Teilhard de Chardin – A Re-reading (Part 3)
Teilhard composed his Mass on the World when on a dig in China. The opening lines are: Since once again, Lord - though this time not in the forests of the Aisne but in the steppes of Asia - I have neither bread, nor wine, nor altar, I will raise myself beyond these symbols, up to the pure majesty of the real itself; I, your priest, will make the whole earth my altar and on it will offer you all the labours and sufferings of the world.
How powerful is the following image:
Blazing Spirit……..be pleased yet once again to come down and breathe a soul into the newly formed, fragile film of matter with which this day the world is to be freshly clothed!
Gerard Manley Hopkins, his fellow Jesuit, has something of a related understanding of the meaning of creation in these lines from ‘God’s Grandeur’
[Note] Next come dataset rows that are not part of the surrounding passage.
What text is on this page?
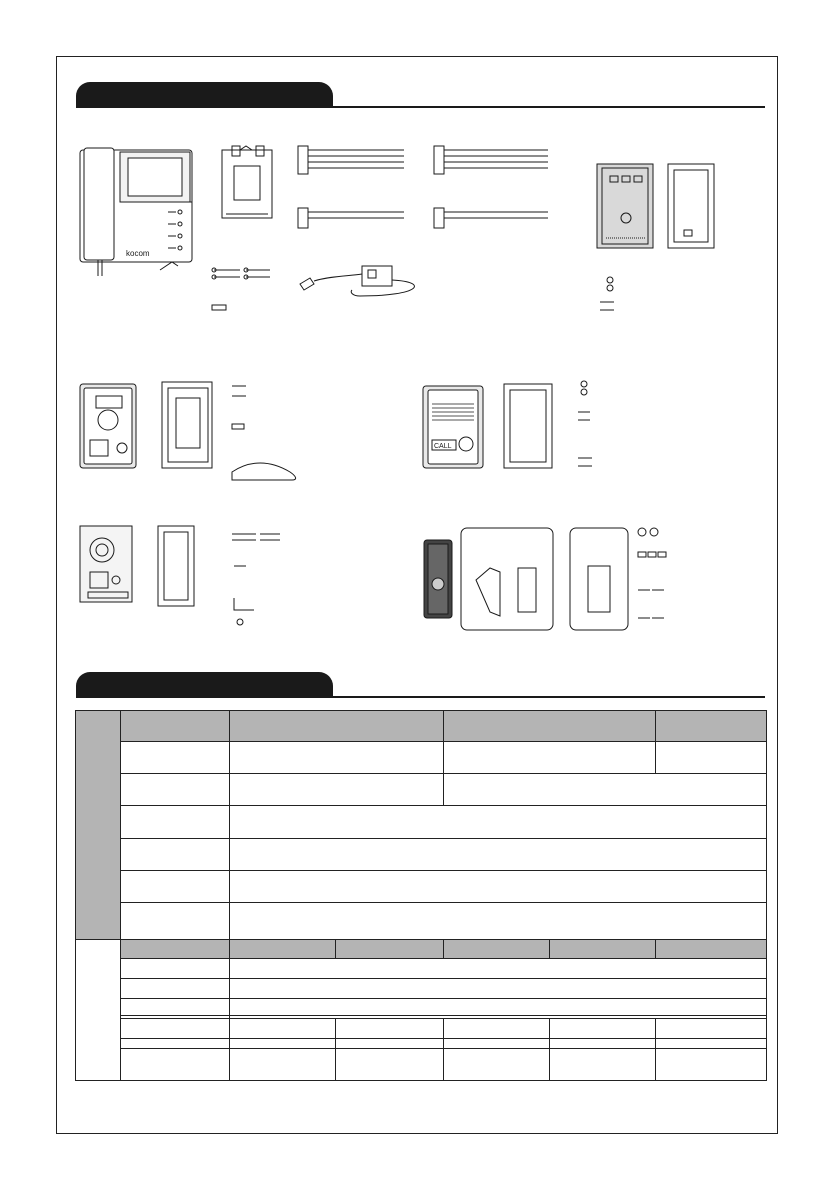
kocom
CALL
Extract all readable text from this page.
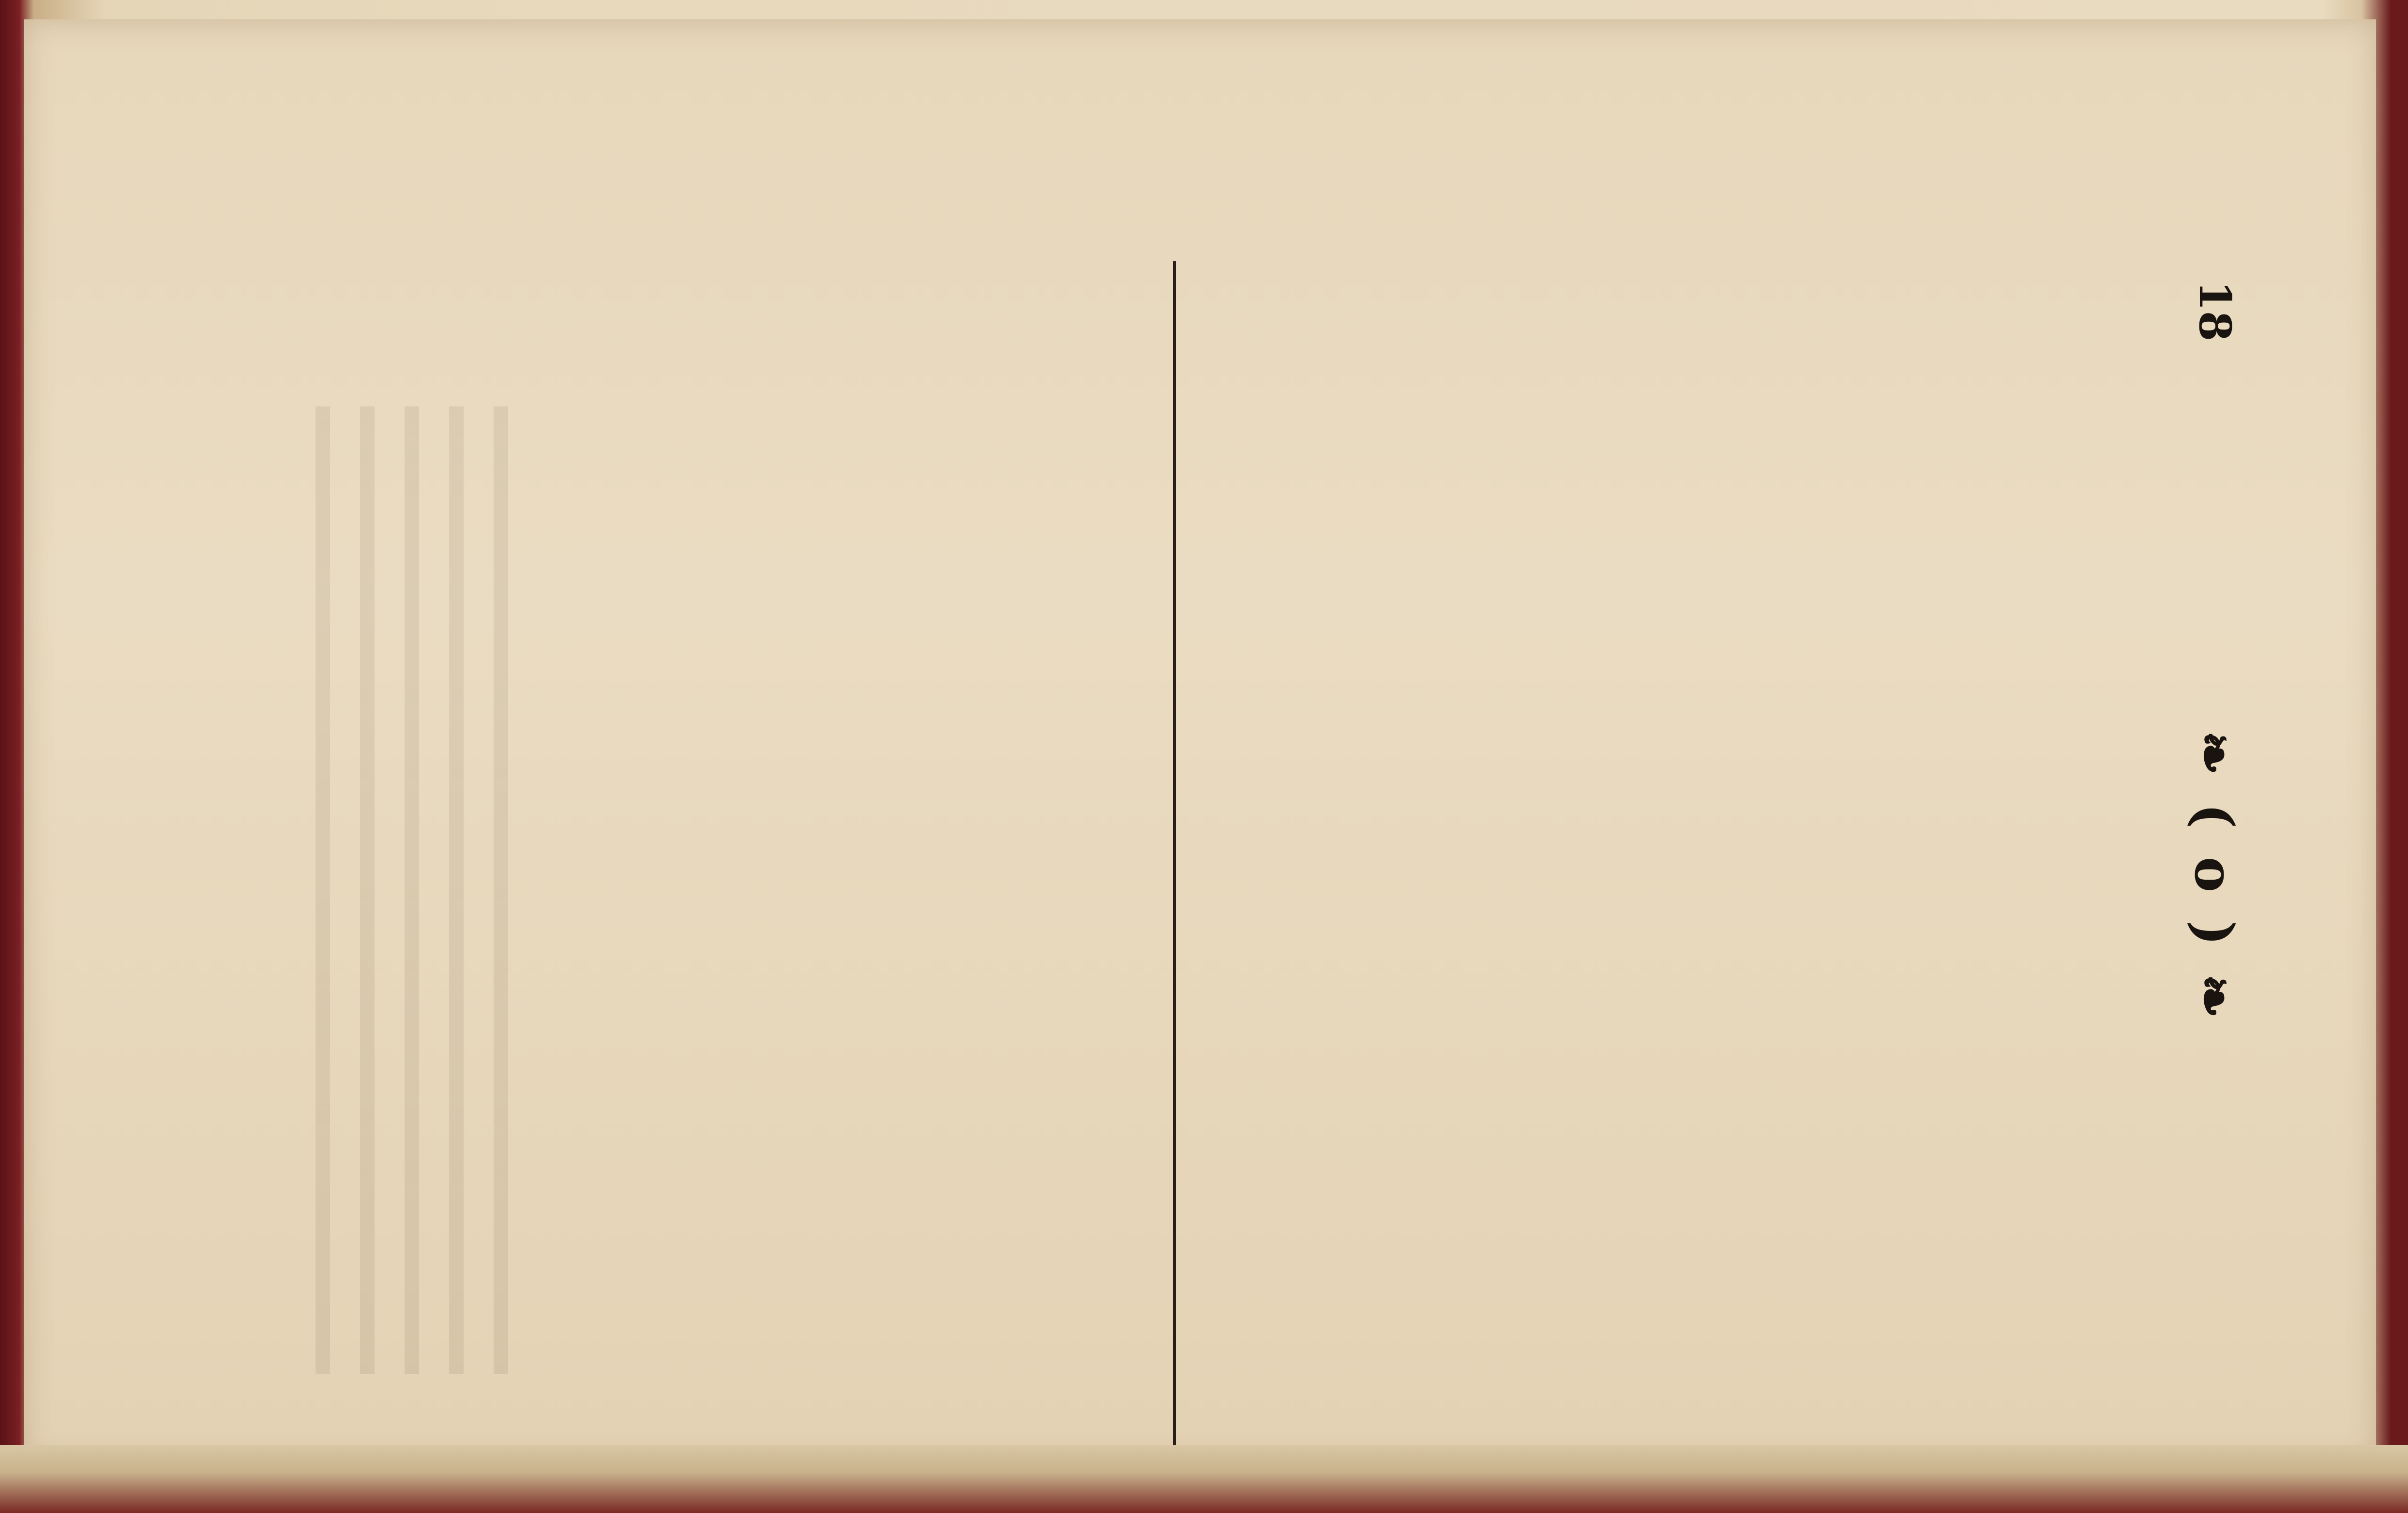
18
❧ ( o ) ❧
There lives the dearest freshness deep down things; And though the last lights off the black West went Oh, morning, at the brown brink eastward, springs - Because the Holy Ghost over the bent World broods with warm breast and with ah! bright wings.
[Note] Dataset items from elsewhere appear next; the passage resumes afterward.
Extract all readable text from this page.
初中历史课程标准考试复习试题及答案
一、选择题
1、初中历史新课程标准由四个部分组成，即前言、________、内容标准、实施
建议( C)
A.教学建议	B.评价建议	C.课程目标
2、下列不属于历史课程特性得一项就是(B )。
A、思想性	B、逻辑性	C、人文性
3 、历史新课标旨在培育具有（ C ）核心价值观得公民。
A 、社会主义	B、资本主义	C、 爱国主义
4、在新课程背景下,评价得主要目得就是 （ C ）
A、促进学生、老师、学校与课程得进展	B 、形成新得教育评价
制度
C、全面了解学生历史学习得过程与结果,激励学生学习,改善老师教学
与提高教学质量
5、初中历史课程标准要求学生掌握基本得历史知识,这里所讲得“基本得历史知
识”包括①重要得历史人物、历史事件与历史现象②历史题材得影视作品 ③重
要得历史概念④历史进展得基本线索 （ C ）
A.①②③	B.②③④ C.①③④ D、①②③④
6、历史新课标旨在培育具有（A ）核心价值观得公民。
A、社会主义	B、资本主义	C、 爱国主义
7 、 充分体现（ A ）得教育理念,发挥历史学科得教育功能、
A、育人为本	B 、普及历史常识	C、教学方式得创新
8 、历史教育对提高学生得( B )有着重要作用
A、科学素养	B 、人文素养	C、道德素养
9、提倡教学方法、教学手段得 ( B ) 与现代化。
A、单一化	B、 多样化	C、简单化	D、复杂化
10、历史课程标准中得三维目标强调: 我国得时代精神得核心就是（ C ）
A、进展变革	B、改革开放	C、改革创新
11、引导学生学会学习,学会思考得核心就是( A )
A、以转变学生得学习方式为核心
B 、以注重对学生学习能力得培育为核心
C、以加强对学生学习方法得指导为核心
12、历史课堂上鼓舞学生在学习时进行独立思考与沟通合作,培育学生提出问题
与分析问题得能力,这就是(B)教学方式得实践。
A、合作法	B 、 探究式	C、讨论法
In contemporary Ireland we have echoes of Teilhard de Chardin in some of our mystics and poets. Take John F Deane for example. He finishes one of his recent poems, Name and Nature with the following lines:
He is present, like the embrace of air or the inward forces of the seasons. Your name, Jesus,
is the river on which I float, your name, Christ, the ocean where everything is in place, is shivering, beautiful, and apart.
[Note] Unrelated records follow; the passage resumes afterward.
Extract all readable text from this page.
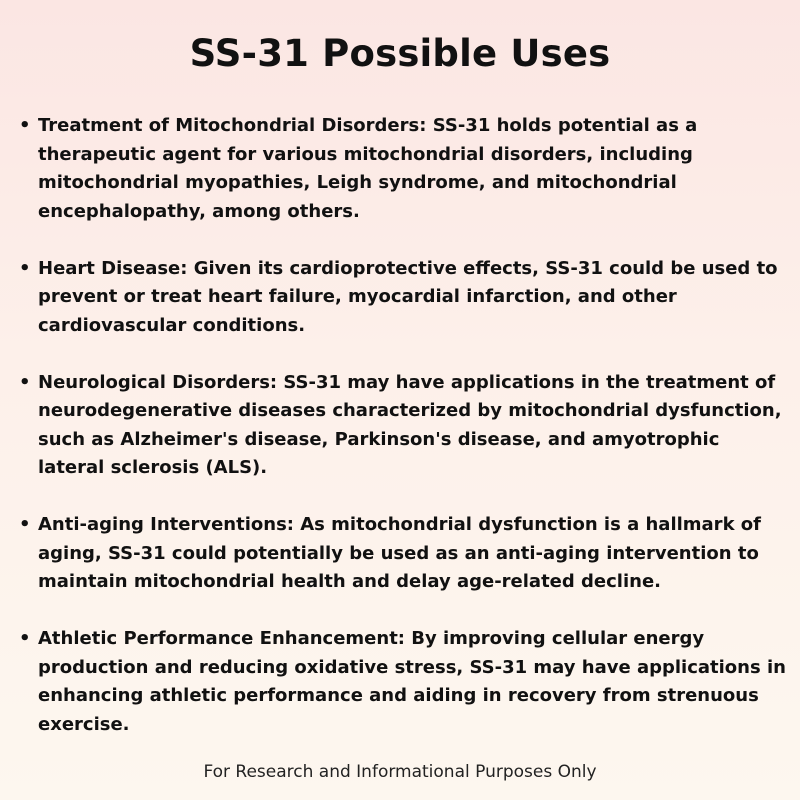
SS-31 Possible Uses
• Treatment of Mitochondrial Disorders: SS-31 holds potential as a therapeutic agent for various mitochondrial disorders, including mitochondrial myopathies, Leigh syndrome, and mitochondrial encephalopathy, among others.
• Heart Disease: Given its cardioprotective effects, SS-31 could be used to prevent or treat heart failure, myocardial infarction, and other cardiovascular conditions.
• Neurological Disorders: SS-31 may have applications in the treatment of neurodegenerative diseases characterized by mitochondrial dysfunction, such as Alzheimer's disease, Parkinson's disease, and amyotrophic lateral sclerosis (ALS).
• Anti-aging Interventions: As mitochondrial dysfunction is a hallmark of aging, SS-31 could potentially be used as an anti-aging intervention to maintain mitochondrial health and delay age-related decline.
• Athletic Performance Enhancement: By improving cellular energy production and reducing oxidative stress, SS-31 may have applications in enhancing athletic performance and aiding in recovery from strenuous exercise.
For Research and Informational Purposes Only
I have been nourished by many great writers over the years, and I will continue to find support and solace in their work. My re-introduction to Pierre Teillhard de Chardin has been a gift to me these past few months. He might well smile at my simplistic appraisal of his work, but I’m happy to leave a study of his other scholarly work to others, while I immerse myself in his extraordinary imagery! No sharing of my favourite excerpts could do justice to the treat awaiting you when you re visit the writings of this amazing man!